With the breaking of the Siege of Peking, the Imperial household was forced to flee the Purple Forbidden City and seek refuge in the Western Provinces. Here is another mystery: commonly, it is said that Tzü Hsi threw the Emperor’s favourite concubine down a well rather than take her with them in their escape. Certainly this ‘Pearl Concubine’ disappeared but some commentators say that this tale of her demise is a fiction developed to malign the Dowager Empress and that no human remains have been found in the wells of the Purple Forbidden City to support the story; no-one however, doubts that it was an act of which she was entirely capable.

After a period of exile in which Li Hung-chang campaigned feverishly on the Imperial family’s behalf, the Manchus returned to the Purple Forbidden City. Peking was still in the hands of foreign troops and the full horror of what had been done within its walls was slowly being revealed on almost a daily basis. Nonetheless, when the Imperial family returned, Tzü Hsi took the time to stand on the walls of the city and salute the forces who had wrested it from her; such was her force of personality, they all saluted her back. Nameless and unknown, she had entered Peking; infamous and nevertheless respected, she reclaimed what was hers.

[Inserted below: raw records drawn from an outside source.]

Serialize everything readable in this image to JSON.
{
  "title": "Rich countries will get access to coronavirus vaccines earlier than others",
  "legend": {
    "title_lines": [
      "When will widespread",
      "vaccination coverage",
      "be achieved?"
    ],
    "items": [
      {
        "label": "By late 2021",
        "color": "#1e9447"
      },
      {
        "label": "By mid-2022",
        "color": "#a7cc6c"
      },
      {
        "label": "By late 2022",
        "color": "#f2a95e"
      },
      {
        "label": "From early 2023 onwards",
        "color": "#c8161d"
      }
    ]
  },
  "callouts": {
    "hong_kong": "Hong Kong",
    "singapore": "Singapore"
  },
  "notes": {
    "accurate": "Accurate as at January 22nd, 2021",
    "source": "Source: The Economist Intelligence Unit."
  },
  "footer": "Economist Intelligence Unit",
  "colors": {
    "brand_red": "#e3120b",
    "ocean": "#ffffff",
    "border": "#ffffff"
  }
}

“Never again allow a woman to hold the supreme power in the State. It is against the house-laws of our dynasty and should be forbidden.”

-Tzü Hsi

The quote above is said to be the last statement that Tzü Hsi uttered before her death from complications due to liver illness in 1908. Many commentators claim that the exile which she endured after the Siege opened her eyes to the plight of the peasants and other folk who starved and went without to ensure her life and that of the rest of the Manchu court, with daily luxuries. Other writers feel that the true intention of the order was that Tzü Hsi wanted no-one to surpass her efforts if she could possibly arrange it, even on her death bed.

*****

Any or all of the Dowager Empress’ crimes listed above may be complete fiction, designed to malign her; certainly no bodies have been found in the wells of the Forbidden City. Still, most commentators agree that she was capable of any one, or more, of them (or that the image she projected instilled this impression). Through the distorting lens of the Cthulhu Mythos, The Dowager Empress can be viewed in many ways: is she a dupe of Mythos or other forces, provided with enough mind-controlling spells to engineer her way through the political framework of the time (ultimately to fail)? Or is she Nyarlathotep itself, seeking to damn the Thousand-Year Empire through this mask as a personal joke? Individual Keepers will weigh the tragic humanity of Tzü Hsi against the ascribed horrors of her record and make their own decision.